Plants and animals of the mountain world:
1 Prairie falcon 2 Pika 3 Yellow-bellied marmot 4 Cushion buckwheat 5 Whitebark pine 6 Subalpine fir krummholz 7 Dwarf willow 8 Pixie-cup lichen 9 Black rosy finch 10 Alpine forget-me-not 11 Moss campion 12 Haircap moss
Wary bighorn sheep are the largest mammals of the high mountain realms. The male’s horns, curved back, down, and around, may cap a 135-kilogram (300-pound) body. Sheep wear thick, tannish-gray hair. Their specialized footpads enable them to scale rock that might stymie a roped alpinist. Rams and ewes hold to separate bands except during the mating period. Generations of sheep will occupy the same range. The Teton population, numbering between 100 and 125 animals, is wary because the sheep are hunted in fall on adjacent national forest lands. Hikers and climbers occasionally see them on the range’s east side, but you will not see bighorn sheep from your car except sometimes in the winter when they may move down into Jackson Hole.

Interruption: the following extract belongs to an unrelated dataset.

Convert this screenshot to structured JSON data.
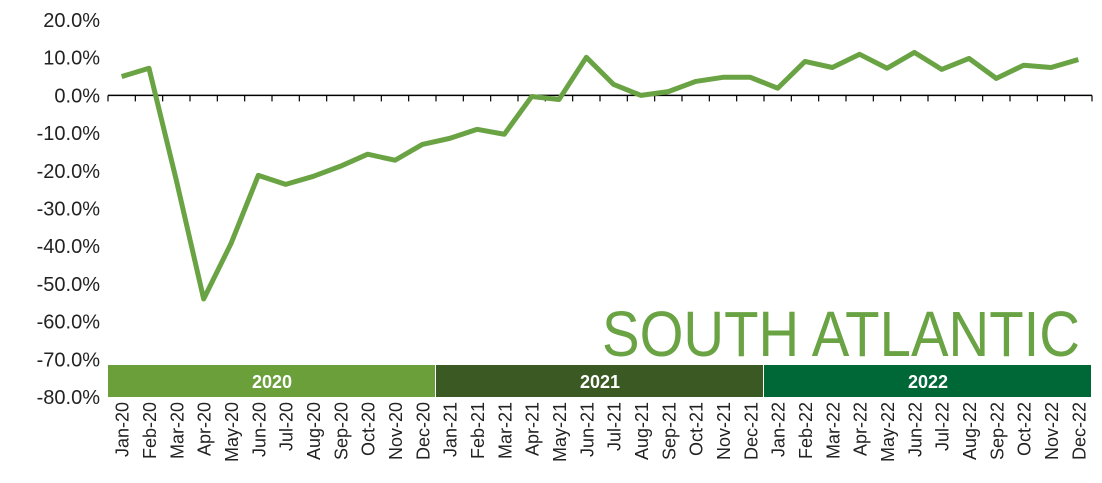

Autumn aspens lend what prospectors never found in this valley—large touches of gold.
The Valley
With the Louisiana Purchase treaty signed, President Thomas Jefferson wanted to know what he had bought, so he sent the Lewis and Clark Expedition overland to the Pacific in 1803 to find out. On the return trip John Colter left the expedition along the Yellowstone River to stay in the West and join a trapping venture. He is considered the first white person to discover what is now Jackson Hole. Colter supposedly wandered through this high, mountain-encircled valley—trappers called such valleys holes—in the winter of 1807-1808. Colter was soon followed by other trappers, and 40 years later the trappers were followed by homesteaders. Several homesteaders became dude ranchers, and their dudes were followed by vacationers, who now number nearly three million each year.
The flatness of Jackson Hole comes as a surprise, considering that the Teton Range was formed by a fault-block process. You would expect a deep valley, but it has been filled repeatedly by rock debris transported by glaciers and their meltwaters. The Snake River does little cutting into the valley floor today. The flat areas above the river, called benches, were carved out when the river had the torrential force of glacial meltwater. The river’s north-south flow shows that the valley slopes southward. The valley also tilts westward, toward the fault that gave rise to the Teton Range. For reasons not fully known, the valley has sunk more than the mountains have risen. We know this because a sedimentary cap of rock atop Mount Moran—nearly 6,000 feet above the valley floor—was once connected to the same rock layer that now lies an estimated 24,000 feet below the valley surface.